Pilar Cacheiro & Altea Lorenzo

After reading the news that PLOSGenetics is to actively solicit manuscripts from pre-print servers (PPS; read here) as a way to “improve the efficiency and accessibility of science communication”,  we decided to write a quick overview on some of the most popular repositories.

Arxiv  is probably the most widely known PPS as it has been available since 1991 and it mainly covers publications from the fields of mathematics, physics and computer science. Although a later development (2013), popularity of the PPS for biology  bioRxiv is rapidly increasing, particularly in the fields of genomics and bioinformatics (see post here). SocARxiv for the social sciences is even more recent (July 2016), so we still have to wait to see how it is received by the community.

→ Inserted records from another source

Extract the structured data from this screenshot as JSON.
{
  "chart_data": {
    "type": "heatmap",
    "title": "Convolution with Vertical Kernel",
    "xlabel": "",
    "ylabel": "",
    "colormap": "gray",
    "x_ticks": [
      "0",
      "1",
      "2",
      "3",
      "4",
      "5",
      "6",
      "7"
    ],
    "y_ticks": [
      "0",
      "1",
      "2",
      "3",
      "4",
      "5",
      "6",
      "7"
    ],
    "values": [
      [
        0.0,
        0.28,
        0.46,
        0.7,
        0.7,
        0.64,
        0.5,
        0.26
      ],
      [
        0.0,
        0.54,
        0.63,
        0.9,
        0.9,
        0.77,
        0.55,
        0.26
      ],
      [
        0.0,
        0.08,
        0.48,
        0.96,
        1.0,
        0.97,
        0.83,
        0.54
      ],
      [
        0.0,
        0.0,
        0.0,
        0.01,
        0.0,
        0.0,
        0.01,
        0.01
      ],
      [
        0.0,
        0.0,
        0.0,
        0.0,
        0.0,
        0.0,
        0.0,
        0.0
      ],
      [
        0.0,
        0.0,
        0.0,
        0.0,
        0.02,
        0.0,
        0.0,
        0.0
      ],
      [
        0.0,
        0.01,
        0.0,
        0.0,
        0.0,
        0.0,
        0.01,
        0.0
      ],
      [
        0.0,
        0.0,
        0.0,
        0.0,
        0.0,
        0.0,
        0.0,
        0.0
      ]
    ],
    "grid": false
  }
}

Some other repositories extend this feature to incorporate additional information. On Figshare, for instance, researchers can freely share their research outputs, including figures, data sets, images, and videos. GitHub, although mainly focused on source-code, also offers similar utilities (read previous posts here and here)

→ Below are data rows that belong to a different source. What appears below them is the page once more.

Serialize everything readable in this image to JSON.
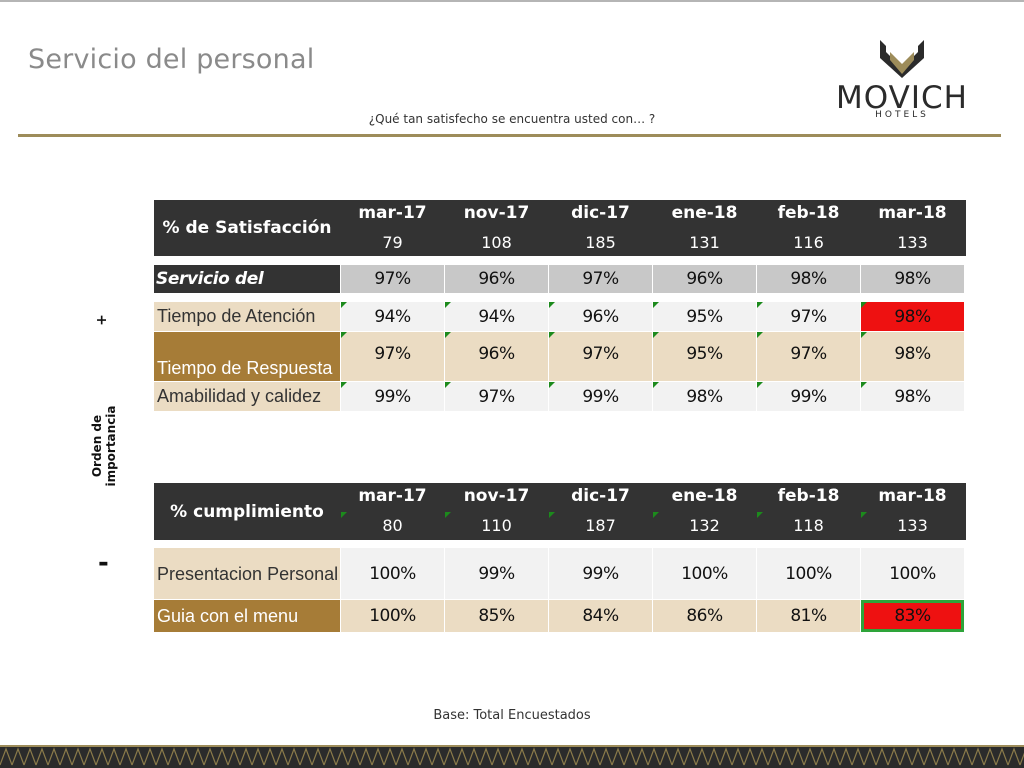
{
  "title": "Servicio del personal",
  "subtitle": "¿Qué tan satisfecho se encuentra usted con… ?",
  "logo": {
    "brand": "MOVICH",
    "sub": "HOTELS"
  },
  "axis": {
    "label": "Orden de importancia",
    "plus": "+",
    "minus": "-"
  },
  "satisfaction": {
    "header_label": "% de Satisfacción",
    "months": [
      {
        "month": "mar-17",
        "n": "79"
      },
      {
        "month": "nov-17",
        "n": "108"
      },
      {
        "month": "dic-17",
        "n": "185"
      },
      {
        "month": "ene-18",
        "n": "131"
      },
      {
        "month": "feb-18",
        "n": "116"
      },
      {
        "month": "mar-18",
        "n": "133"
      }
    ],
    "summary": {
      "label": "Servicio del Personal",
      "values": [
        "97%",
        "96%",
        "97%",
        "96%",
        "98%",
        "98%"
      ]
    },
    "rows": [
      {
        "label": "Tiempo de Atención",
        "values": [
          "94%",
          "94%",
          "96%",
          "95%",
          "97%",
          "98%"
        ]
      },
      {
        "label": "Tiempo de Respuesta",
        "values": [
          "97%",
          "96%",
          "97%",
          "95%",
          "97%",
          "98%"
        ]
      },
      {
        "label": "Amabilidad y calidez",
        "values": [
          "99%",
          "97%",
          "99%",
          "98%",
          "99%",
          "98%"
        ]
      }
    ]
  },
  "compliance": {
    "header_label": "% cumplimiento",
    "months": [
      {
        "month": "mar-17",
        "n": "80"
      },
      {
        "month": "nov-17",
        "n": "110"
      },
      {
        "month": "dic-17",
        "n": "187"
      },
      {
        "month": "ene-18",
        "n": "132"
      },
      {
        "month": "feb-18",
        "n": "118"
      },
      {
        "month": "mar-18",
        "n": "133"
      }
    ],
    "rows": [
      {
        "label": "Presentacion Personal",
        "values": [
          "100%",
          "99%",
          "99%",
          "100%",
          "100%",
          "100%"
        ]
      },
      {
        "label": "Guia con el menu",
        "values": [
          "100%",
          "85%",
          "84%",
          "86%",
          "81%",
          "83%"
        ]
      }
    ]
  },
  "base_note": "Base: Total Encuestados",
  "colors": {
    "header": "#333333",
    "accent_gold": "#9d8c5a",
    "row_beige": "#ebdcc3",
    "row_light": "#f2f2f2",
    "row_gray": "#c8c8c8",
    "row_brown": "#a67c37",
    "alert_red": "#ee1111",
    "highlight_green": "#2ea43a"
  }
}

The main advantage of these PPS is the speed at which you make your  work available to the scientific world therefore maximising the impact and outreach. Additionally, they allow for suggestions and comments from peers which make the process a more interactive one.

At a time when research consortiums are starting to require submission of manuscripts to online PPS ahead of peer review ( 4D Nucleome being a prominent recent example as reported on Nature news), and even governmental agencies (e.g., National Institutes of Health in US; read here) are enquiring about the possibility of allowing preprints to be cited in grant applications and reports, pre-prints are bound to play a big role in scientific research dissemination.

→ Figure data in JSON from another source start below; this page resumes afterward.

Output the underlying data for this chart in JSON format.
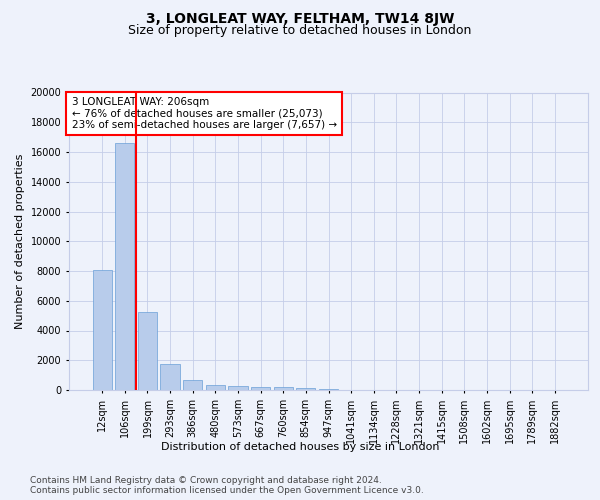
{
  "title": "3, LONGLEAT WAY, FELTHAM, TW14 8JW",
  "subtitle": "Size of property relative to detached houses in London",
  "xlabel": "Distribution of detached houses by size in London",
  "ylabel": "Number of detached properties",
  "categories": [
    "12sqm",
    "106sqm",
    "199sqm",
    "293sqm",
    "386sqm",
    "480sqm",
    "573sqm",
    "667sqm",
    "760sqm",
    "854sqm",
    "947sqm",
    "1041sqm",
    "1134sqm",
    "1228sqm",
    "1321sqm",
    "1415sqm",
    "1508sqm",
    "1602sqm",
    "1695sqm",
    "1789sqm",
    "1882sqm"
  ],
  "values": [
    8050,
    16600,
    5250,
    1750,
    680,
    350,
    280,
    220,
    180,
    150,
    100,
    0,
    0,
    0,
    0,
    0,
    0,
    0,
    0,
    0,
    0
  ],
  "bar_color": "#b8cceb",
  "bar_edge_color": "#6a9fd8",
  "vline_color": "red",
  "vline_pos": 1.5,
  "annotation_text": "3 LONGLEAT WAY: 206sqm\n← 76% of detached houses are smaller (25,073)\n23% of semi-detached houses are larger (7,657) →",
  "annotation_box_color": "white",
  "annotation_box_edge": "red",
  "ylim": [
    0,
    20000
  ],
  "yticks": [
    0,
    2000,
    4000,
    6000,
    8000,
    10000,
    12000,
    14000,
    16000,
    18000,
    20000
  ],
  "footer": "Contains HM Land Registry data © Crown copyright and database right 2024.\nContains public sector information licensed under the Open Government Licence v3.0.",
  "background_color": "#eef2fb",
  "plot_bg_color": "#eef2fb",
  "grid_color": "#c5cde8",
  "title_fontsize": 10,
  "subtitle_fontsize": 9,
  "axis_label_fontsize": 8,
  "tick_fontsize": 7,
  "footer_fontsize": 6.5,
  "annotation_fontsize": 7.5
}
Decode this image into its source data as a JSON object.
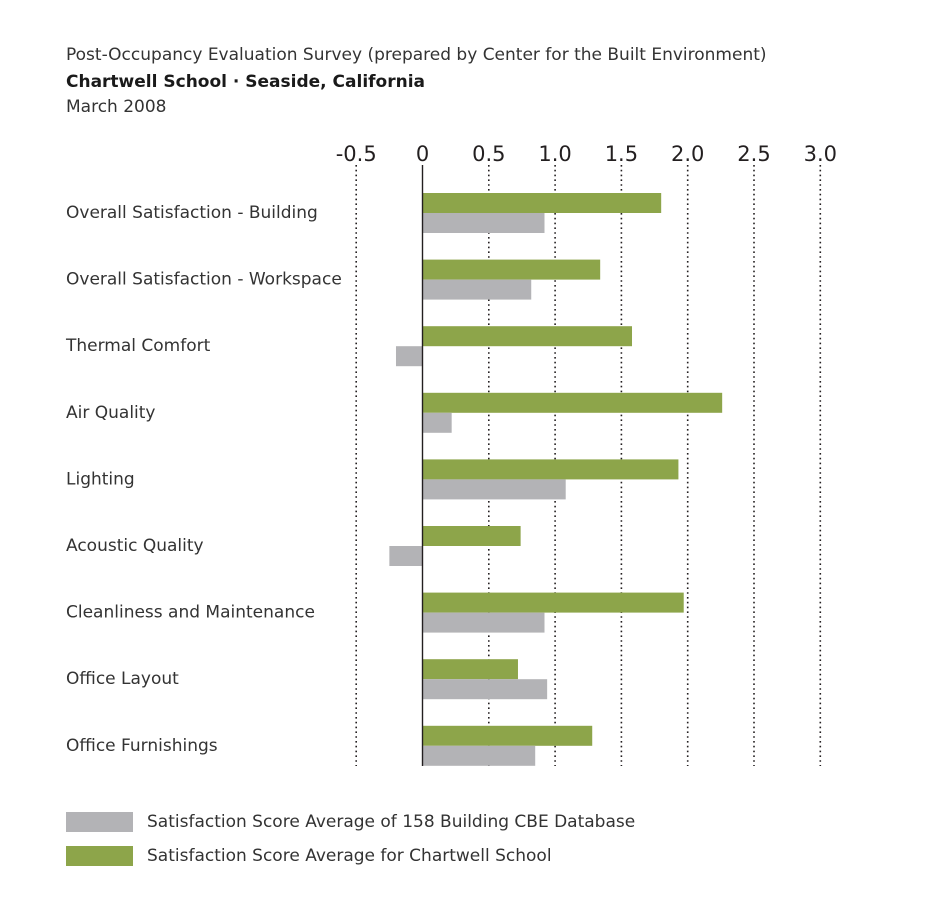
{
  "header": {
    "survey": "Post-Occupancy Evaluation Survey (prepared by Center for the Built Environment)",
    "school": "Chartwell School · Seaside, California",
    "date": "March 2008"
  },
  "chart_data": {
    "type": "bar",
    "orientation": "horizontal",
    "categories": [
      "Overall Satisfaction - Building",
      "Overall Satisfaction - Workspace",
      "Thermal Comfort",
      "Air Quality",
      "Lighting",
      "Acoustic Quality",
      "Cleanliness and Maintenance",
      "Office Layout",
      "Office Furnishings"
    ],
    "series": [
      {
        "name": "Satisfaction Score Average for Chartwell School",
        "color": "#8da54a",
        "values": [
          1.8,
          1.34,
          1.58,
          2.26,
          1.93,
          0.74,
          1.97,
          0.72,
          1.28
        ]
      },
      {
        "name": "Satisfaction Score Average of 158 Building CBE Database",
        "color": "#b3b3b6",
        "values": [
          0.92,
          0.82,
          -0.2,
          0.22,
          1.08,
          -0.25,
          0.92,
          0.94,
          0.85
        ]
      }
    ],
    "xlim": [
      -0.5,
      3.0
    ],
    "ticks": [
      -0.5,
      0,
      0.5,
      1.0,
      1.5,
      2.0,
      2.5,
      3.0
    ],
    "tick_labels": [
      "-0.5",
      "0",
      "0.5",
      "1.0",
      "1.5",
      "2.0",
      "2.5",
      "3.0"
    ],
    "grid": "vertical dotted",
    "legend": "bottom",
    "legend_order": [
      1,
      0
    ]
  }
}
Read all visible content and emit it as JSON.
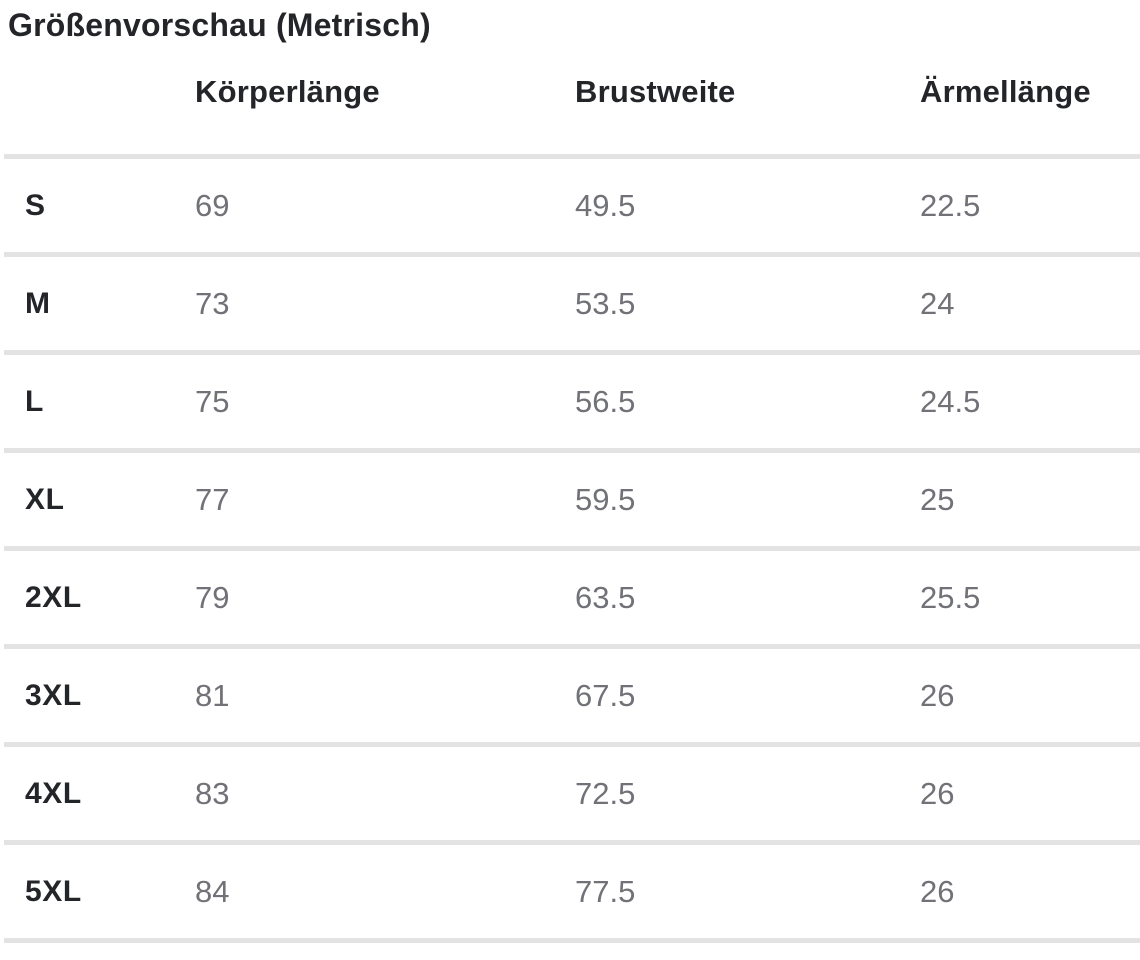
{
  "title": "Größenvorschau (Metrisch)",
  "table": {
    "columns": [
      "Körperlänge",
      "Brustweite",
      "Ärmellänge"
    ],
    "rows": [
      {
        "size": "S",
        "values": [
          "69",
          "49.5",
          "22.5"
        ]
      },
      {
        "size": "M",
        "values": [
          "73",
          "53.5",
          "24"
        ]
      },
      {
        "size": "L",
        "values": [
          "75",
          "56.5",
          "24.5"
        ]
      },
      {
        "size": "XL",
        "values": [
          "77",
          "59.5",
          "25"
        ]
      },
      {
        "size": "2XL",
        "values": [
          "79",
          "63.5",
          "25.5"
        ]
      },
      {
        "size": "3XL",
        "values": [
          "81",
          "67.5",
          "26"
        ]
      },
      {
        "size": "4XL",
        "values": [
          "83",
          "72.5",
          "26"
        ]
      },
      {
        "size": "5XL",
        "values": [
          "84",
          "77.5",
          "26"
        ]
      }
    ]
  },
  "colors": {
    "heading_text": "#232529",
    "value_text": "#717277",
    "divider": "#e3e3e4",
    "background": "#ffffff"
  }
}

Related tools such as OpenCitations that provides information on downloads or citations of these pre-prints and Wikidata that serves as open data storage, are other examples of resources framed within the Creative Commons Public Domain philosophy of free open tools, and that will surely have a positive impact on efforts towards guaranteeing reproducibility and replicability of scientific research (read about a recent paper reproducibility hack event here).

We are keen to give it a try, are you?